An early February decision by the Federal Railroad Administration is expected to grant an additional “operational waiver” for RTD’s A Line. This would allow the commuter rail line to continue to operate without a fully certified “Positive Train Control” system. Until the PTC is certified by the federal government, the trains will sound their horns when approaching all 13 street crossings along the line that runs between Denver Union Station and Denver International Airport.

Documents used by RTD in a presentation to FRA in December suggest an estimate of six months from the previous waiver, granted in early November, to work out problems with the PTC that are causing crossing arm gates to descend too early and rise later than design standards require. That suggests it will be May before the PTC system can be certified. RTD cannot apply for quiet zone status for the A Line until certification is achieved. That process takes another 60 to 90 days. A quiet zone is allowed by federal rule when certain safety standards are met at crossings. Those include gates, medians, signage, bells and lights, all of which have been installed on the A Line. Once approved, freight trains, as well as the commuter rail vehicles, can run silently through the crossings.

RTD spokesperson Nate Currey told the Front Porch it would be a “reasonable inference” to conclude that the A Line will not run quiet for at least six more months. Currey said RTD and its A Line concessionaire, Denver Transit Partners, are making “significant progress” with software fixes that are bringing the gate crossings closer to meeting the requirement that gates achieve the raising and lowering times 90 percent of the time.

RTD has recently begun testing the PCS as a system along its entire 23-mile length with empty trains that run in between the late evening trains that depart Denver Union Station every 30 minutes.

Since the most recent 90-day waiver was granted on Nov. 5, the A Line has been forced to operate with flaggers at all the grade crossings. Currey expects the FRA will require the flaggers to continue until the PCS is certified. DTP is incurring that expense along with penalty payments at the rate of $250,000 a month for the A Line and $100,00 a month for the B Line for failing to meet performance standards. Communities along the G Line are suffering as well because the FRA will not allow train testing on that line to even begin until the PTC serving the A and B Lines is certified. G Line service to Arvada and Wheat Ridge was supposed to have begun before the end of 2016.

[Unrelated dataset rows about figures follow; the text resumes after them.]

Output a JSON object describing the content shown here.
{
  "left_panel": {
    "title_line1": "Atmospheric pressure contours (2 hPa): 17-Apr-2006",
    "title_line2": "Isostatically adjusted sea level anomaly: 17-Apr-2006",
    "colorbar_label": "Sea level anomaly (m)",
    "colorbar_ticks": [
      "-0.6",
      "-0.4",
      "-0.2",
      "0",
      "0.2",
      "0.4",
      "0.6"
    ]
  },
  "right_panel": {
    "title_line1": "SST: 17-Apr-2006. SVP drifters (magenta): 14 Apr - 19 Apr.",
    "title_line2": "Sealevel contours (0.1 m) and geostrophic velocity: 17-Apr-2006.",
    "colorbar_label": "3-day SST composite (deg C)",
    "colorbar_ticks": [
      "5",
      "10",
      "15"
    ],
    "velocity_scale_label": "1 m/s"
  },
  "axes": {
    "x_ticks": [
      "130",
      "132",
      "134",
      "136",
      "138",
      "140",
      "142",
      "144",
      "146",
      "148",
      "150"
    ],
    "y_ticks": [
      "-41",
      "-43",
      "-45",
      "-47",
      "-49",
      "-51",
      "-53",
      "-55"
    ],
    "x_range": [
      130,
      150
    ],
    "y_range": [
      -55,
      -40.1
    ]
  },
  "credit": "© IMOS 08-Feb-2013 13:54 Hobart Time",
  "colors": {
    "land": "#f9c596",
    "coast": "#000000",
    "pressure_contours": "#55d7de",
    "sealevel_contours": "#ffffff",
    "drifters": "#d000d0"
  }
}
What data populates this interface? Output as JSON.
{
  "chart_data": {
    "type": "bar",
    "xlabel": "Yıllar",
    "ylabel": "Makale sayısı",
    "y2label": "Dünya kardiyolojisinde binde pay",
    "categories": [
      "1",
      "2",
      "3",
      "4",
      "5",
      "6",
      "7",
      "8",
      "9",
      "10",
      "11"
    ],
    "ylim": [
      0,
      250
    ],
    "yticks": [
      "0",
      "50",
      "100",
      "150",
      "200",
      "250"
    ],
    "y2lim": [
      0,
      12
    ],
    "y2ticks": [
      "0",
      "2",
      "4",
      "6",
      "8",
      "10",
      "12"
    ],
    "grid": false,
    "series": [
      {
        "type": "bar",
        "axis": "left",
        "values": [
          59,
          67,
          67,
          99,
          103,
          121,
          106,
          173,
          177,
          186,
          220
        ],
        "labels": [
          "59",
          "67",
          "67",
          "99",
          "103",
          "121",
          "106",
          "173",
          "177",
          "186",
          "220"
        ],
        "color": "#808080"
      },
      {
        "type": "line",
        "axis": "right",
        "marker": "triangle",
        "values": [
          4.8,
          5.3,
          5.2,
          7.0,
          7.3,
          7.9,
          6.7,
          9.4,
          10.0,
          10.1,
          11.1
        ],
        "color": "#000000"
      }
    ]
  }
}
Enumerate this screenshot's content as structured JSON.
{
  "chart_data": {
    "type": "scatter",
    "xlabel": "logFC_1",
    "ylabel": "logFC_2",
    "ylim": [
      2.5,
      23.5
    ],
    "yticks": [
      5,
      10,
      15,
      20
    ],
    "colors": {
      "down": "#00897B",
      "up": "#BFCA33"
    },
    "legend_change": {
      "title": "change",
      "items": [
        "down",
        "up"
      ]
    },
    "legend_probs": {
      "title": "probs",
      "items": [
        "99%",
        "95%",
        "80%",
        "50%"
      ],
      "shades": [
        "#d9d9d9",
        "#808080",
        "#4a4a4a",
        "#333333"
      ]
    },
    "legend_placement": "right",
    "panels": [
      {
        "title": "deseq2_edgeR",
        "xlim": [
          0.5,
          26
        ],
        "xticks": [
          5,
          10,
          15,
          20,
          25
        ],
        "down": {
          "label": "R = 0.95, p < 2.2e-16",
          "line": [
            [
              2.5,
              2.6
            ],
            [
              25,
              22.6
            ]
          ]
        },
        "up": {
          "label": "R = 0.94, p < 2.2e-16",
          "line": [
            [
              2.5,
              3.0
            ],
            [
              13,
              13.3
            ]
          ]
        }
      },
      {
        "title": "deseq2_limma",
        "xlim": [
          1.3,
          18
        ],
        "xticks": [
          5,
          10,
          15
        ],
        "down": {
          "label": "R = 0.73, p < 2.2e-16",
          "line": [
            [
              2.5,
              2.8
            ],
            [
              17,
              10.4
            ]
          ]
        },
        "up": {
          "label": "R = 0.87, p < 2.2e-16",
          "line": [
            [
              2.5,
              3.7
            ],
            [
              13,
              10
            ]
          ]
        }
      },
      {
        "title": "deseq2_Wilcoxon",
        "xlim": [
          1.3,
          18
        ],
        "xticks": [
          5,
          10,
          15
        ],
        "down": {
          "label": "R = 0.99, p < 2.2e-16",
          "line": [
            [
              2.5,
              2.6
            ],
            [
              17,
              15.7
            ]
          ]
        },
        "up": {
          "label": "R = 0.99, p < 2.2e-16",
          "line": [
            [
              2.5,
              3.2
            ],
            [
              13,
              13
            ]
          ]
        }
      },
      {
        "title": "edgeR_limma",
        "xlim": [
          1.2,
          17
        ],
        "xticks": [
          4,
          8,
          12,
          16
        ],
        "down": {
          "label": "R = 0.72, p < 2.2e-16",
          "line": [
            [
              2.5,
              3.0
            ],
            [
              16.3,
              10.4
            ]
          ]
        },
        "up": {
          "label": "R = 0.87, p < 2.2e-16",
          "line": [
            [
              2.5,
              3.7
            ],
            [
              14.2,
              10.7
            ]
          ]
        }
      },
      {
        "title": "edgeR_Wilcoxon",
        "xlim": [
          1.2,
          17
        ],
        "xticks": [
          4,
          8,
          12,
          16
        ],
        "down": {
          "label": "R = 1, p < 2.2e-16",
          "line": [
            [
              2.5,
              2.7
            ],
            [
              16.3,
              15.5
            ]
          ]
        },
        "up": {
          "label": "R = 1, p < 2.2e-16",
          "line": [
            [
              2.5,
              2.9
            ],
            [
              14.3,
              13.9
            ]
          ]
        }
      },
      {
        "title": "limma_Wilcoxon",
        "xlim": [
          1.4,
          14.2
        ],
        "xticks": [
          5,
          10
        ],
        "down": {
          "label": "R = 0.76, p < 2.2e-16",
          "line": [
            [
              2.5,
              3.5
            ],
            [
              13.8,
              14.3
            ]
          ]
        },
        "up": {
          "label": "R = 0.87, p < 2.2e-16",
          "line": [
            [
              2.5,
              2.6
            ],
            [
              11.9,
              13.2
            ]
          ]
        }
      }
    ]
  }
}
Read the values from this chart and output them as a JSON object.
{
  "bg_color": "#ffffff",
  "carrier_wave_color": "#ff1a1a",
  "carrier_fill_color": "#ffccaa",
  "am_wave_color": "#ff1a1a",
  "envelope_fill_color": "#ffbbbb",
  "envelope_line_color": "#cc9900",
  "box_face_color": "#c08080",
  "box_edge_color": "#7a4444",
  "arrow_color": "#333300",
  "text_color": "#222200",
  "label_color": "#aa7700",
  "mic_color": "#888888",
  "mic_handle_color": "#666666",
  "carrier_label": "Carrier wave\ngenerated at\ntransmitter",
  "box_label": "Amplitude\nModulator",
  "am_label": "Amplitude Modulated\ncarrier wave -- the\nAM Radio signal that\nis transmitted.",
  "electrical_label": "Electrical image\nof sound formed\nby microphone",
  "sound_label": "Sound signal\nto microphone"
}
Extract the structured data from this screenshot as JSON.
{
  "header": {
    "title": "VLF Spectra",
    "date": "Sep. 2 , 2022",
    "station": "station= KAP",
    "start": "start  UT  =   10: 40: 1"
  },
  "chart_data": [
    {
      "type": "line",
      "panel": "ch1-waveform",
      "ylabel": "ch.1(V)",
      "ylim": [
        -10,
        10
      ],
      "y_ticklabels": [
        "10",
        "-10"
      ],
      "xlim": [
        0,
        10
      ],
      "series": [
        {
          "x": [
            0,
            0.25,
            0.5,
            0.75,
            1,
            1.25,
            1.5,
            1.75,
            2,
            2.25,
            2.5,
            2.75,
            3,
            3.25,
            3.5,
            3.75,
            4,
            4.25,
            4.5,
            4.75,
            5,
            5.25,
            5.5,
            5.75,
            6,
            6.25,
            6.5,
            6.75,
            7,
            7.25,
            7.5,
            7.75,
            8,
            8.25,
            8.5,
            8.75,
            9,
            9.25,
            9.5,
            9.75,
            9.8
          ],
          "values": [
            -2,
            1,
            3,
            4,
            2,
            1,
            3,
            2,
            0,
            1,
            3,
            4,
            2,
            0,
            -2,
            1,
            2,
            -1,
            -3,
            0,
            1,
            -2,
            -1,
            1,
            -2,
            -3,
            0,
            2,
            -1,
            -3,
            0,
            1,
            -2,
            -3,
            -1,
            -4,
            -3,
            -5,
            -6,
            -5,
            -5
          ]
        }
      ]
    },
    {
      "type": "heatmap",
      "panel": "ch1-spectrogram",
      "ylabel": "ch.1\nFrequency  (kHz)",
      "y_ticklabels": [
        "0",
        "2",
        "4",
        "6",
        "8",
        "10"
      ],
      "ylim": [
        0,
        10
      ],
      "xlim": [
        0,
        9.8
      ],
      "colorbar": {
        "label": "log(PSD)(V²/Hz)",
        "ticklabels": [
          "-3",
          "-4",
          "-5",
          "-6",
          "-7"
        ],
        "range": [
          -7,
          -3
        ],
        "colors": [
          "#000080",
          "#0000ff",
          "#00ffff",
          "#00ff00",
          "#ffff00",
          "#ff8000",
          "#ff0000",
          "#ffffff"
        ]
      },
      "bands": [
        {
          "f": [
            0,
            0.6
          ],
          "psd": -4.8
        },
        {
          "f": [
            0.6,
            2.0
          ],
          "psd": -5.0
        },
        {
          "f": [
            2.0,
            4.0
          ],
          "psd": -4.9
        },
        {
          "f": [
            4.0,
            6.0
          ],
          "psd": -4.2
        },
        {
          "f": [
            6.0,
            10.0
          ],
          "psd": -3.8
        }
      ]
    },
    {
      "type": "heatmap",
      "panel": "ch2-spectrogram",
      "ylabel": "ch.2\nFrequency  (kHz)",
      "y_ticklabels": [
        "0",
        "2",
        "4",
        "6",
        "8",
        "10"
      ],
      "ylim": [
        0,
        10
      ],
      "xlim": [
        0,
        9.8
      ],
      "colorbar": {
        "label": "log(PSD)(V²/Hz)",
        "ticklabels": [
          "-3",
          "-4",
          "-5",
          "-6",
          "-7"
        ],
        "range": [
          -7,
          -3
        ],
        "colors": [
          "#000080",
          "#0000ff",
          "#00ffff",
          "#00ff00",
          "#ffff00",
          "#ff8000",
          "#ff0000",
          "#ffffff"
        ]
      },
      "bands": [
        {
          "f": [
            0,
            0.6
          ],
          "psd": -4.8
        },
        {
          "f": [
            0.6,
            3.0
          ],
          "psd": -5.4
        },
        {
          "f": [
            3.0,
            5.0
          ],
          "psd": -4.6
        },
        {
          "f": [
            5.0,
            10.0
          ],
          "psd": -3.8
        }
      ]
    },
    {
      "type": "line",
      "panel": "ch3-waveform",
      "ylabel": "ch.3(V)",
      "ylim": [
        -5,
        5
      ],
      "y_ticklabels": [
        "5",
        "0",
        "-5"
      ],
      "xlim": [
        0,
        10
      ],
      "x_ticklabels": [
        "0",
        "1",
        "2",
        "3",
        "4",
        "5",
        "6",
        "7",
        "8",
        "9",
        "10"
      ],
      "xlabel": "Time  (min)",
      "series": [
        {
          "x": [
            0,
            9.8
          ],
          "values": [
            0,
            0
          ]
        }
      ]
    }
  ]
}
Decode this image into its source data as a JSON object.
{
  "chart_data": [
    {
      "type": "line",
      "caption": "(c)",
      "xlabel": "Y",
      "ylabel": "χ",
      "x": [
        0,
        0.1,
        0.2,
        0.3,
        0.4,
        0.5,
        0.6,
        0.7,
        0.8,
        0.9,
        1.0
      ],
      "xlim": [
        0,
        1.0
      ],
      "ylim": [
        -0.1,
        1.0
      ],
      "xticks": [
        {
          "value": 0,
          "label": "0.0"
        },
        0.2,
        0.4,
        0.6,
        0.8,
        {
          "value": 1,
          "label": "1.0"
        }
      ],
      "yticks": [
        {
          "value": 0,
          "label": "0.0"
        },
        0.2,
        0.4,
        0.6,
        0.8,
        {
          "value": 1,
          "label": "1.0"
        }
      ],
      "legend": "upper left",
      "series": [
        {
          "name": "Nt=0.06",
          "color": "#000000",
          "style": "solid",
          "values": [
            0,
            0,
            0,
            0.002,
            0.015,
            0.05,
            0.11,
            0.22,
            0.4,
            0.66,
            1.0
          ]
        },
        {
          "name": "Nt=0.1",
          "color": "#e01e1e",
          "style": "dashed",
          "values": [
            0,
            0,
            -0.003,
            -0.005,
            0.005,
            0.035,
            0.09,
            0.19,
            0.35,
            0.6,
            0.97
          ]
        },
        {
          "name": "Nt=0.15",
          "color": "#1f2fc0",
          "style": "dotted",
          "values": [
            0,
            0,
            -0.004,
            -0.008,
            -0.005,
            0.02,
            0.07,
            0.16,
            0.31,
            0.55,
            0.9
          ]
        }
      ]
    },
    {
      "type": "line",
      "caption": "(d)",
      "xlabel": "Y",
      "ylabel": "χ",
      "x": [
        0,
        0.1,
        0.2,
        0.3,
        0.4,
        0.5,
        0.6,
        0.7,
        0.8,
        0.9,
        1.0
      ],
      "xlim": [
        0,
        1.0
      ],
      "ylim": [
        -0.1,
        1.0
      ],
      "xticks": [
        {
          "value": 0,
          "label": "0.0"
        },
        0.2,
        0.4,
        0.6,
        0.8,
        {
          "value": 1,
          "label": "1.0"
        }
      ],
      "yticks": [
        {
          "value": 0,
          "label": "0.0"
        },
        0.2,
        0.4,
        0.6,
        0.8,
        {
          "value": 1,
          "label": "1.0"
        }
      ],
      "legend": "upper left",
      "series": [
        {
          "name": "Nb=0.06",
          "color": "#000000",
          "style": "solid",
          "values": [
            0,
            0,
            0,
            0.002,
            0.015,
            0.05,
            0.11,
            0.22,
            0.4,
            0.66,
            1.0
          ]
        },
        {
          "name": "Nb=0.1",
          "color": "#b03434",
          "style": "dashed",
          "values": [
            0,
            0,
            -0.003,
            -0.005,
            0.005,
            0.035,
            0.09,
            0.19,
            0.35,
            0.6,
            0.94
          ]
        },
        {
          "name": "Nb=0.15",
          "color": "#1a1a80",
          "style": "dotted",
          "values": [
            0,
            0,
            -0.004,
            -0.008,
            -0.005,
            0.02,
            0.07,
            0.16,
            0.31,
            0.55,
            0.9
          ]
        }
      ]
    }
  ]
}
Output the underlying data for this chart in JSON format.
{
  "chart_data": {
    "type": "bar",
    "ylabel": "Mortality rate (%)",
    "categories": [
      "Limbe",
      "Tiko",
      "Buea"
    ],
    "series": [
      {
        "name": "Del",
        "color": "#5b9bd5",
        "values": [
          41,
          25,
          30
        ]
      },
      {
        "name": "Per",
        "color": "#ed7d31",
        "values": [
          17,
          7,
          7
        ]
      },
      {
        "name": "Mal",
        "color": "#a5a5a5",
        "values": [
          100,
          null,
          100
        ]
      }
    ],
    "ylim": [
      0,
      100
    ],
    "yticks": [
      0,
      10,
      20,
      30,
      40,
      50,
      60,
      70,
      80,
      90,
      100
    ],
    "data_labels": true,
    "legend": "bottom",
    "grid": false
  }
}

Despite the troubles, Currey says ridership remains strong at just more than 18,000 riders a day. He says on-time performance is “steady”, clocking in at 85.3% for December, a bit below the six-month average of 87.1%.

A Line passengers have experienced one other form of delay: trains slowing down as they approach broken rail. Currey says cracks in the rail have appeared in three places: just north of Pena Boulevard, just east of Central Park Station and at one location on the B Line. He says cracks like this are not unusual in a new system and were in fact detected by the PTC system. The cracks are repaired with a temporary joint bar before the damaged section is cut out and replaced. Currey says such cracks are not unusual in a new system and result from normal stress accentuated by the extreme temperature swings common in Colorado.

Editors Note: RTD plans to hold a press conference about the latest waiver extension request in early February. The Front Porch will report on that press conference on our Facebook page and web site.

3 Comments

  1. Ted

    Continued unfathomable incompetence. It’s obviously not costing the city enough or it would be fixed by now. What’s to stop them from operating under continued FRA extensions for a year, 2 years, five years? Wonder if we can we lobby the FRA to stop this madness?

    Reply
    • Ann

      I agree with you Ted. With the expense that it’s costing for extra staffing etc. they could have put in overpasses. The US not just Denver really fail short on public transport systems . Unlike Japan the U.K. and other regions of the world.